PDA

View Full Version : Guidelines for cache sizes.



kmuglurmath
08-07-2003, 05:12 PM
In mondrian.properties, there is a mondrian.rolap.CachePool.costLimit variable. How is this variable used? Are there any guidelines for setting the value for this? For a fact table that has over 5 million rows and 10 different dimensions in a star schema, what is the 'rule of thumb' I need to follow to set the cache size, so that multiple users hitting the same page can get results instantly without having to re-query the data from the database?
Please help!
Thanks.

jhyde
08-08-2003, 06:09 AM
In short, you need to come up with a set of queries, and set Mondrian's cache size such that once the cache is populated, you can re-run these queries without running any expensive SQL. But the cache must not be so large that Mondrian exceeds physical memory.
The tuning process is as follows.

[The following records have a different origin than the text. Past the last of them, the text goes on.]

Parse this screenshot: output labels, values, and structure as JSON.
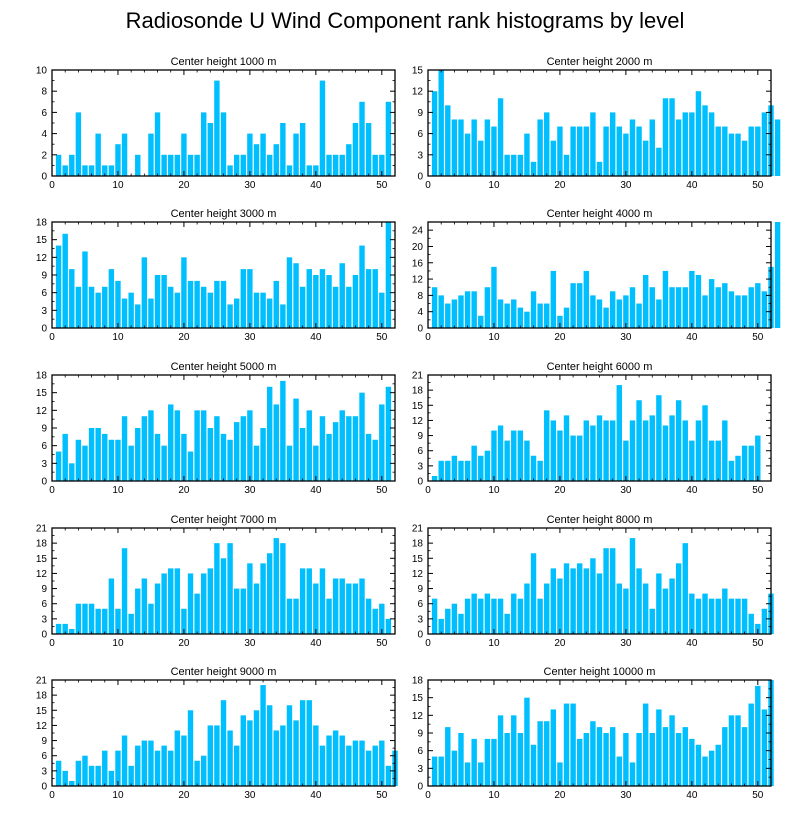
{
  "title": "Radiosonde U Wind Component rank histograms by level",
  "colors": {
    "bar": "#00BFFF",
    "axis": "#000000",
    "background": "#ffffff"
  },
  "chart_data": [
    {
      "type": "bar",
      "title": "Center height 1000 m",
      "xlim": [
        0,
        52
      ],
      "ylim": [
        0,
        10
      ],
      "xticks": [
        0,
        10,
        20,
        30,
        40,
        50
      ],
      "yticks": [
        0,
        2,
        4,
        6,
        8,
        10
      ],
      "values": [
        2,
        1,
        2,
        6,
        1,
        1,
        4,
        1,
        1,
        3,
        4,
        0,
        2,
        0,
        4,
        6,
        2,
        2,
        2,
        4,
        2,
        2,
        6,
        5,
        9,
        6,
        1,
        2,
        2,
        4,
        3,
        4,
        2,
        3,
        5,
        1,
        4,
        5,
        1,
        1,
        9,
        2,
        2,
        2,
        3,
        5,
        7,
        5,
        2,
        2,
        7
      ]
    },
    {
      "type": "bar",
      "title": "Center height 2000 m",
      "xlim": [
        0,
        52
      ],
      "ylim": [
        0,
        15
      ],
      "xticks": [
        0,
        10,
        20,
        30,
        40,
        50
      ],
      "yticks": [
        0,
        3,
        6,
        9,
        12,
        15
      ],
      "values": [
        12,
        15,
        10,
        8,
        8,
        6,
        8,
        5,
        8,
        7,
        11,
        3,
        3,
        3,
        6,
        2,
        8,
        9,
        5,
        7,
        3,
        7,
        7,
        7,
        9,
        2,
        7,
        9,
        7,
        6,
        8,
        7,
        5,
        8,
        4,
        11,
        11,
        8,
        9,
        9,
        12,
        10,
        9,
        7,
        7,
        6,
        6,
        5,
        7,
        7,
        9,
        10,
        8
      ]
    },
    {
      "type": "bar",
      "title": "Center height 3000 m",
      "xlim": [
        0,
        52
      ],
      "ylim": [
        0,
        18
      ],
      "xticks": [
        0,
        10,
        20,
        30,
        40,
        50
      ],
      "yticks": [
        0,
        3,
        6,
        9,
        12,
        15,
        18
      ],
      "values": [
        14,
        16,
        10,
        7,
        13,
        7,
        6,
        7,
        10,
        8,
        5,
        6,
        4,
        12,
        5,
        9,
        9,
        7,
        6,
        12,
        8,
        8,
        7,
        6,
        8,
        8,
        4,
        5,
        10,
        10,
        6,
        6,
        5,
        8,
        4,
        12,
        11,
        7,
        10,
        9,
        10,
        9,
        7,
        11,
        7,
        9,
        14,
        10,
        10,
        6,
        18
      ]
    },
    {
      "type": "bar",
      "title": "Center height 4000 m",
      "xlim": [
        0,
        52
      ],
      "ylim": [
        0,
        26
      ],
      "xticks": [
        0,
        10,
        20,
        30,
        40,
        50
      ],
      "yticks": [
        0,
        4,
        8,
        12,
        16,
        20,
        24
      ],
      "values": [
        10,
        8,
        6,
        7,
        8,
        9,
        9,
        3,
        10,
        15,
        7,
        6,
        7,
        5,
        4,
        9,
        6,
        6,
        14,
        3,
        5,
        11,
        11,
        14,
        8,
        7,
        5,
        9,
        7,
        8,
        10,
        6,
        13,
        10,
        7,
        14,
        10,
        10,
        10,
        14,
        13,
        8,
        12,
        10,
        11,
        9,
        8,
        8,
        10,
        11,
        9,
        15,
        26
      ]
    },
    {
      "type": "bar",
      "title": "Center height 5000 m",
      "xlim": [
        0,
        52
      ],
      "ylim": [
        0,
        18
      ],
      "xticks": [
        0,
        10,
        20,
        30,
        40,
        50
      ],
      "yticks": [
        0,
        3,
        6,
        9,
        12,
        15,
        18
      ],
      "values": [
        5,
        8,
        3,
        7,
        6,
        9,
        9,
        8,
        7,
        7,
        11,
        6,
        9,
        11,
        12,
        8,
        6,
        13,
        12,
        8,
        5,
        12,
        12,
        9,
        11,
        8,
        7,
        10,
        11,
        12,
        6,
        9,
        16,
        13,
        17,
        6,
        14,
        9,
        12,
        6,
        11,
        8,
        10,
        12,
        11,
        11,
        15,
        8,
        7,
        13,
        16
      ]
    },
    {
      "type": "bar",
      "title": "Center height 6000 m",
      "xlim": [
        0,
        52
      ],
      "ylim": [
        0,
        21
      ],
      "xticks": [
        0,
        10,
        20,
        30,
        40,
        50
      ],
      "yticks": [
        0,
        3,
        6,
        9,
        12,
        15,
        18,
        21
      ],
      "values": [
        1,
        4,
        4,
        5,
        4,
        4,
        7,
        5,
        6,
        10,
        11,
        8,
        10,
        10,
        8,
        5,
        4,
        14,
        12,
        10,
        13,
        9,
        9,
        12,
        11,
        13,
        12,
        12,
        19,
        8,
        12,
        16,
        12,
        13,
        17,
        11,
        13,
        16,
        12,
        8,
        12,
        15,
        8,
        8,
        12,
        4,
        5,
        7,
        7,
        9
      ]
    },
    {
      "type": "bar",
      "title": "Center height 7000 m",
      "xlim": [
        0,
        52
      ],
      "ylim": [
        0,
        21
      ],
      "xticks": [
        0,
        10,
        20,
        30,
        40,
        50
      ],
      "yticks": [
        0,
        3,
        6,
        9,
        12,
        15,
        18,
        21
      ],
      "values": [
        2,
        2,
        1,
        6,
        6,
        6,
        5,
        5,
        11,
        5,
        17,
        4,
        9,
        11,
        6,
        10,
        12,
        13,
        13,
        5,
        12,
        8,
        12,
        13,
        18,
        15,
        18,
        9,
        9,
        14,
        10,
        14,
        16,
        19,
        18,
        7,
        7,
        13,
        13,
        10,
        13,
        7,
        11,
        11,
        10,
        10,
        11,
        7,
        5,
        6,
        3
      ]
    },
    {
      "type": "bar",
      "title": "Center height 8000 m",
      "xlim": [
        0,
        52
      ],
      "ylim": [
        0,
        21
      ],
      "xticks": [
        0,
        10,
        20,
        30,
        40,
        50
      ],
      "yticks": [
        0,
        3,
        6,
        9,
        12,
        15,
        18,
        21
      ],
      "values": [
        7,
        3,
        5,
        6,
        4,
        7,
        8,
        7,
        8,
        7,
        7,
        4,
        8,
        7,
        10,
        16,
        7,
        10,
        13,
        11,
        14,
        13,
        14,
        13,
        15,
        12,
        17,
        17,
        10,
        9,
        19,
        13,
        10,
        5,
        12,
        9,
        11,
        14,
        18,
        8,
        7,
        8,
        7,
        7,
        9,
        7,
        7,
        7,
        4,
        2,
        5,
        8
      ]
    },
    {
      "type": "bar",
      "title": "Center height 9000 m",
      "xlim": [
        0,
        52
      ],
      "ylim": [
        0,
        21
      ],
      "xticks": [
        0,
        10,
        20,
        30,
        40,
        50
      ],
      "yticks": [
        0,
        3,
        6,
        9,
        12,
        15,
        18,
        21
      ],
      "values": [
        5,
        3,
        1,
        5,
        6,
        4,
        4,
        7,
        3,
        7,
        10,
        4,
        8,
        9,
        9,
        7,
        8,
        7,
        11,
        10,
        15,
        5,
        6,
        12,
        12,
        17,
        11,
        8,
        14,
        13,
        15,
        20,
        16,
        11,
        12,
        16,
        13,
        17,
        17,
        12,
        8,
        10,
        11,
        10,
        8,
        9,
        9,
        7,
        8,
        9,
        4,
        7
      ]
    },
    {
      "type": "bar",
      "title": "Center height 10000 m",
      "xlim": [
        0,
        52
      ],
      "ylim": [
        0,
        18
      ],
      "xticks": [
        0,
        10,
        20,
        30,
        40,
        50
      ],
      "yticks": [
        0,
        3,
        6,
        9,
        12,
        15,
        18
      ],
      "values": [
        5,
        5,
        10,
        6,
        9,
        4,
        8,
        4,
        8,
        8,
        12,
        9,
        12,
        9,
        15,
        7,
        11,
        11,
        13,
        4,
        14,
        14,
        8,
        9,
        11,
        10,
        9,
        10,
        5,
        9,
        4,
        9,
        14,
        9,
        13,
        10,
        12,
        9,
        10,
        8,
        7,
        5,
        6,
        7,
        10,
        12,
        12,
        10,
        14,
        17,
        13,
        18
      ]
    }
  ]
}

First, start up Mondrian with tracing enabled. Now come up with a set of representative queries (maybe open several web browsers, each running a different query). The key word here is 'representative'; if you execute a query which has a huge result (or intermediate set), you will obviously blow all previous results out of the cache, but you won't have learned anything.
As you run these queries, note which SQL statements Mondrian runs. If a SQL statement is executed, it indicates that the required information was not in the cache.

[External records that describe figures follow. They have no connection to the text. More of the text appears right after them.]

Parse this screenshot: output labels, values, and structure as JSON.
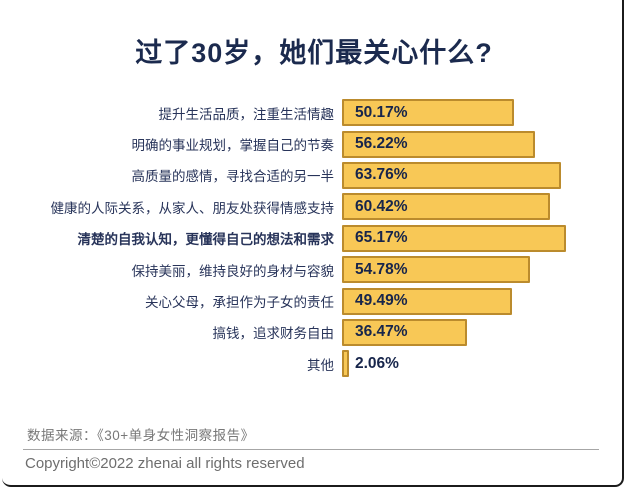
{
  "title": "过了30岁，她们最关心什么?",
  "chart_data": {
    "type": "bar",
    "orientation": "horizontal",
    "title": "过了30岁，她们最关心什么?",
    "value_unit": "%",
    "xlim": [
      0,
      68
    ],
    "grid": false,
    "legend": false,
    "bar_fill_color": "#F8C856",
    "bar_border_color": "#BB8B2D",
    "value_label_position": "inside-left",
    "categories": [
      "提升生活品质，注重生活情趣",
      "明确的事业规划，掌握自己的节奏",
      "高质量的感情，寻找合适的另一半",
      "健康的人际关系，从家人、朋友处获得情感支持",
      "清楚的自我认知，更懂得自己的想法和需求",
      "保持美丽，维持良好的身材与容貌",
      "关心父母，承担作为子女的责任",
      "搞钱，追求财务自由",
      "其他"
    ],
    "values": [
      50.17,
      56.22,
      63.76,
      60.42,
      65.17,
      54.78,
      49.49,
      36.47,
      2.06
    ],
    "rows": [
      {
        "label": "提升生活品质，注重生活情趣",
        "value": 50.17,
        "display": "50.17%",
        "bold": false
      },
      {
        "label": "明确的事业规划，掌握自己的节奏",
        "value": 56.22,
        "display": "56.22%",
        "bold": false
      },
      {
        "label": "高质量的感情，寻找合适的另一半",
        "value": 63.76,
        "display": "63.76%",
        "bold": false
      },
      {
        "label": "健康的人际关系，从家人、朋友处获得情感支持",
        "value": 60.42,
        "display": "60.42%",
        "bold": false
      },
      {
        "label": "清楚的自我认知，更懂得自己的想法和需求",
        "value": 65.17,
        "display": "65.17%",
        "bold": true
      },
      {
        "label": "保持美丽，维持良好的身材与容貌",
        "value": 54.78,
        "display": "54.78%",
        "bold": false
      },
      {
        "label": "关心父母，承担作为子女的责任",
        "value": 49.49,
        "display": "49.49%",
        "bold": false
      },
      {
        "label": "搞钱，追求财务自由",
        "value": 36.47,
        "display": "36.47%",
        "bold": false
      },
      {
        "label": "其他",
        "value": 2.06,
        "display": "2.06%",
        "bold": false
      }
    ]
  },
  "footer": {
    "source_note": "数据来源：《30+单身女性洞察报告》",
    "copyright": "Copyright©2022  zhenai  all rights reserved"
  },
  "colors": {
    "title_text": "#1B2A4E",
    "category_label_text": "#28345A",
    "value_label_text": "#17254B",
    "bar_fill": "#F8C856",
    "bar_border": "#BB8B2D",
    "footer_text": "#787878",
    "divider": "#A6A6A6",
    "frame_border": "#1B1B1B"
  }
}
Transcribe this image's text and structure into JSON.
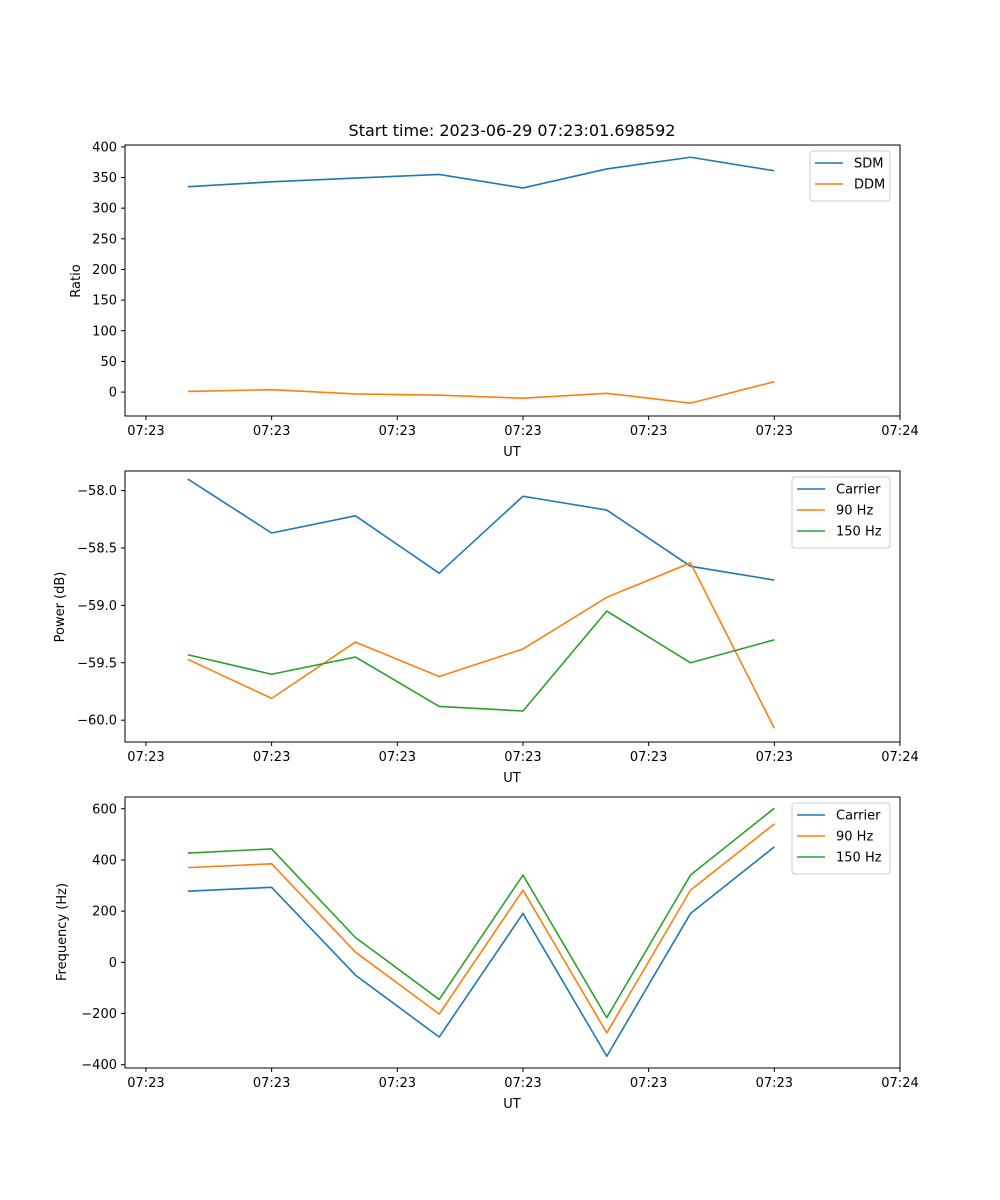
{
  "colors": {
    "blue": "#1f77b4",
    "orange": "#ff7f0e",
    "green": "#2ca02c"
  },
  "chart_data": [
    {
      "type": "line",
      "title": "Start time: 2023-06-29 07:23:01.698592",
      "xlabel": "UT",
      "ylabel": "Ratio",
      "xtick_labels": [
        "07:23",
        "07:23",
        "07:23",
        "07:23",
        "07:23",
        "07:23",
        "07:24"
      ],
      "yticks": [
        0,
        50,
        100,
        150,
        200,
        250,
        300,
        350,
        400
      ],
      "ytick_labels": [
        "0",
        "50",
        "100",
        "150",
        "200",
        "250",
        "300",
        "350",
        "400"
      ],
      "ylim": [
        -39,
        403
      ],
      "xlim": [
        -0.75,
        8.5
      ],
      "legend_position": "upper-right",
      "series": [
        {
          "name": "SDM",
          "color": "#1f77b4",
          "x": [
            0,
            1,
            2,
            3,
            4,
            5,
            6,
            7
          ],
          "values": [
            335,
            343,
            349,
            355,
            333,
            364,
            383,
            361
          ]
        },
        {
          "name": "DDM",
          "color": "#ff7f0e",
          "x": [
            0,
            1,
            2,
            3,
            4,
            5,
            6,
            7
          ],
          "values": [
            1,
            4,
            -3,
            -5,
            -10,
            -2,
            -18,
            17
          ]
        }
      ]
    },
    {
      "type": "line",
      "title": "",
      "xlabel": "UT",
      "ylabel": "Power (dB)",
      "xtick_labels": [
        "07:23",
        "07:23",
        "07:23",
        "07:23",
        "07:23",
        "07:23",
        "07:24"
      ],
      "yticks": [
        -60.0,
        -59.5,
        -59.0,
        -58.5,
        -58.0
      ],
      "ytick_labels": [
        "−60.0",
        "−59.5",
        "−59.0",
        "−58.5",
        "−58.0"
      ],
      "ylim": [
        -60.19,
        -57.83
      ],
      "xlim": [
        -0.75,
        8.5
      ],
      "legend_position": "upper-right",
      "series": [
        {
          "name": "Carrier",
          "color": "#1f77b4",
          "x": [
            0,
            1,
            2,
            3,
            4,
            5,
            6,
            7
          ],
          "values": [
            -57.9,
            -58.37,
            -58.22,
            -58.72,
            -58.05,
            -58.17,
            -58.66,
            -58.78
          ]
        },
        {
          "name": "90 Hz",
          "color": "#ff7f0e",
          "x": [
            0,
            1,
            2,
            3,
            4,
            5,
            6,
            7
          ],
          "values": [
            -59.47,
            -59.81,
            -59.32,
            -59.62,
            -59.38,
            -58.93,
            -58.63,
            -60.07
          ]
        },
        {
          "name": "150 Hz",
          "color": "#2ca02c",
          "x": [
            0,
            1,
            2,
            3,
            4,
            5,
            6,
            7
          ],
          "values": [
            -59.43,
            -59.6,
            -59.45,
            -59.88,
            -59.92,
            -59.05,
            -59.5,
            -59.3
          ]
        }
      ]
    },
    {
      "type": "line",
      "title": "",
      "xlabel": "UT",
      "ylabel": "Frequency (Hz)",
      "xtick_labels": [
        "07:23",
        "07:23",
        "07:23",
        "07:23",
        "07:23",
        "07:23",
        "07:24"
      ],
      "yticks": [
        -400,
        -200,
        0,
        200,
        400,
        600
      ],
      "ytick_labels": [
        "−400",
        "−200",
        "0",
        "200",
        "400",
        "600"
      ],
      "ylim": [
        -413,
        646
      ],
      "xlim": [
        -0.75,
        8.5
      ],
      "legend_position": "upper-right",
      "series": [
        {
          "name": "Carrier",
          "color": "#1f77b4",
          "x": [
            0,
            1,
            2,
            3,
            4,
            5,
            6,
            7
          ],
          "values": [
            278,
            293,
            -50,
            -292,
            191,
            -367,
            191,
            451
          ]
        },
        {
          "name": "90 Hz",
          "color": "#ff7f0e",
          "x": [
            0,
            1,
            2,
            3,
            4,
            5,
            6,
            7
          ],
          "values": [
            370,
            385,
            40,
            -202,
            282,
            -276,
            282,
            541
          ]
        },
        {
          "name": "150 Hz",
          "color": "#2ca02c",
          "x": [
            0,
            1,
            2,
            3,
            4,
            5,
            6,
            7
          ],
          "values": [
            427,
            443,
            97,
            -145,
            341,
            -216,
            341,
            602
          ]
        }
      ]
    }
  ]
}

Also note the size of the Mondrian process (java.exe, if you are running Mondrian from Tomcat), which increases as the amount of cached data increases, and will stop increasing once Mondrian reaches its cache limit.

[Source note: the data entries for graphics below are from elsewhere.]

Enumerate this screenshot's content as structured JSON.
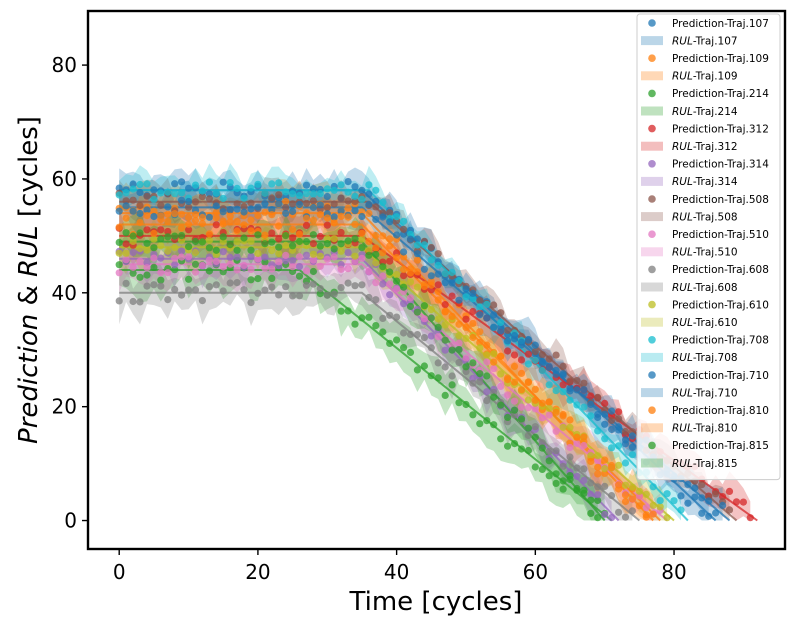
{
  "chart_data": {
    "type": "scatter",
    "xlabel": "Time [cycles]",
    "ylabel_parts": [
      {
        "text": "Prediction",
        "italic": true
      },
      {
        "text": " & ",
        "italic": false
      },
      {
        "text": "RUL",
        "italic": true
      },
      {
        "text": "  [cycles]",
        "italic": false
      }
    ],
    "xlim": [
      -4.5,
      96
    ],
    "ylim": [
      -5,
      89.5
    ],
    "xticks": [
      0,
      20,
      40,
      60,
      80
    ],
    "yticks": [
      0,
      20,
      40,
      60,
      80
    ],
    "grid": false,
    "legend_position": "top-right",
    "series": [
      {
        "traj": "107",
        "pred_label": "Prediction-Traj.107",
        "rul_prefix": "RUL",
        "rul_suffix": "-Traj.107",
        "color": "#1f77b4",
        "plateau": 58,
        "knee": 35,
        "end": 86,
        "noise": 1.6,
        "band": 2.5
      },
      {
        "traj": "109",
        "pred_label": "Prediction-Traj.109",
        "rul_prefix": "RUL",
        "rul_suffix": "-Traj.109",
        "color": "#ff7f0e",
        "plateau": 54,
        "knee": 35,
        "end": 77,
        "noise": 2.2,
        "band": 3.5
      },
      {
        "traj": "214",
        "pred_label": "Prediction-Traj.214",
        "rul_prefix": "RUL",
        "rul_suffix": "-Traj.214",
        "color": "#2ca02c",
        "plateau": 44,
        "knee": 26,
        "end": 71,
        "noise": 1.8,
        "band": 3.5
      },
      {
        "traj": "312",
        "pred_label": "Prediction-Traj.312",
        "rul_prefix": "RUL",
        "rul_suffix": "-Traj.312",
        "color": "#d62728",
        "plateau": 50,
        "knee": 35,
        "end": 92,
        "noise": 2.0,
        "band": 3.0
      },
      {
        "traj": "314",
        "pred_label": "Prediction-Traj.314",
        "rul_prefix": "RUL",
        "rul_suffix": "-Traj.314",
        "color": "#9467bd",
        "plateau": 46,
        "knee": 35,
        "end": 72,
        "noise": 1.6,
        "band": 3.0
      },
      {
        "traj": "508",
        "pred_label": "Prediction-Traj.508",
        "rul_prefix": "RUL",
        "rul_suffix": "-Traj.508",
        "color": "#8c564b",
        "plateau": 56,
        "knee": 36,
        "end": 89,
        "noise": 1.6,
        "band": 2.5
      },
      {
        "traj": "510",
        "pred_label": "Prediction-Traj.510",
        "rul_prefix": "RUL",
        "rul_suffix": "-Traj.510",
        "color": "#e377c2",
        "plateau": 45,
        "knee": 35,
        "end": 79,
        "noise": 1.6,
        "band": 3.0
      },
      {
        "traj": "608",
        "pred_label": "Prediction-Traj.608",
        "rul_prefix": "RUL",
        "rul_suffix": "-Traj.608",
        "color": "#7f7f7f",
        "plateau": 40,
        "knee": 35,
        "end": 75,
        "noise": 1.8,
        "band": 3.0
      },
      {
        "traj": "610",
        "pred_label": "Prediction-Traj.610",
        "rul_prefix": "RUL",
        "rul_suffix": "-Traj.610",
        "color": "#bcbd22",
        "plateau": 48,
        "knee": 35,
        "end": 80,
        "noise": 1.6,
        "band": 3.0
      },
      {
        "traj": "708",
        "pred_label": "Prediction-Traj.708",
        "rul_prefix": "RUL",
        "rul_suffix": "-Traj.708",
        "color": "#17becf",
        "plateau": 58,
        "knee": 36,
        "end": 82,
        "noise": 1.6,
        "band": 2.5
      },
      {
        "traj": "710",
        "pred_label": "Prediction-Traj.710",
        "rul_prefix": "RUL",
        "rul_suffix": "-Traj.710",
        "color": "#1f77b4",
        "plateau": 55,
        "knee": 35,
        "end": 88,
        "noise": 1.8,
        "band": 3.0
      },
      {
        "traj": "810",
        "pred_label": "Prediction-Traj.810",
        "rul_prefix": "RUL",
        "rul_suffix": "-Traj.810",
        "color": "#ff7f0e",
        "plateau": 52,
        "knee": 35,
        "end": 78,
        "noise": 2.0,
        "band": 3.5
      },
      {
        "traj": "815",
        "pred_label": "Prediction-Traj.815",
        "rul_prefix": "RUL",
        "rul_suffix": "-Traj.815",
        "color": "#2ca02c",
        "plateau": 49,
        "knee": 35,
        "end": 70,
        "noise": 1.6,
        "band": 3.0
      }
    ]
  }
}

Obviously, the first time you run a query Mondrian will need to execute SQL to get the data. If the cache sized large enough, then the second time you run the query, it be able to execute the query from cache, and it won't execute any SQL. (If you drill down on a member, it may execute one or two inexpensive SQL statements to retrieve the child members. In my opinion, that is acceptable.)
Now run some other queries, and then execute your original query again. Does it require SQL access? If it does, this means that the other queries have caused the original data to be flushed from the cache, and this is an indication that your cache is too small.
The cache is too large if the Mondrian process grows too large. As a general principle, the process should be 50% of the real memory on your system or less. Any larger than that and the process will start to page into virtual memory. (On a Windows system, the 'PF delta' column in task manager is a good measure of this.)
Comments, anyone? I would love to hear about people's experiences tuning Mondrian in the real world.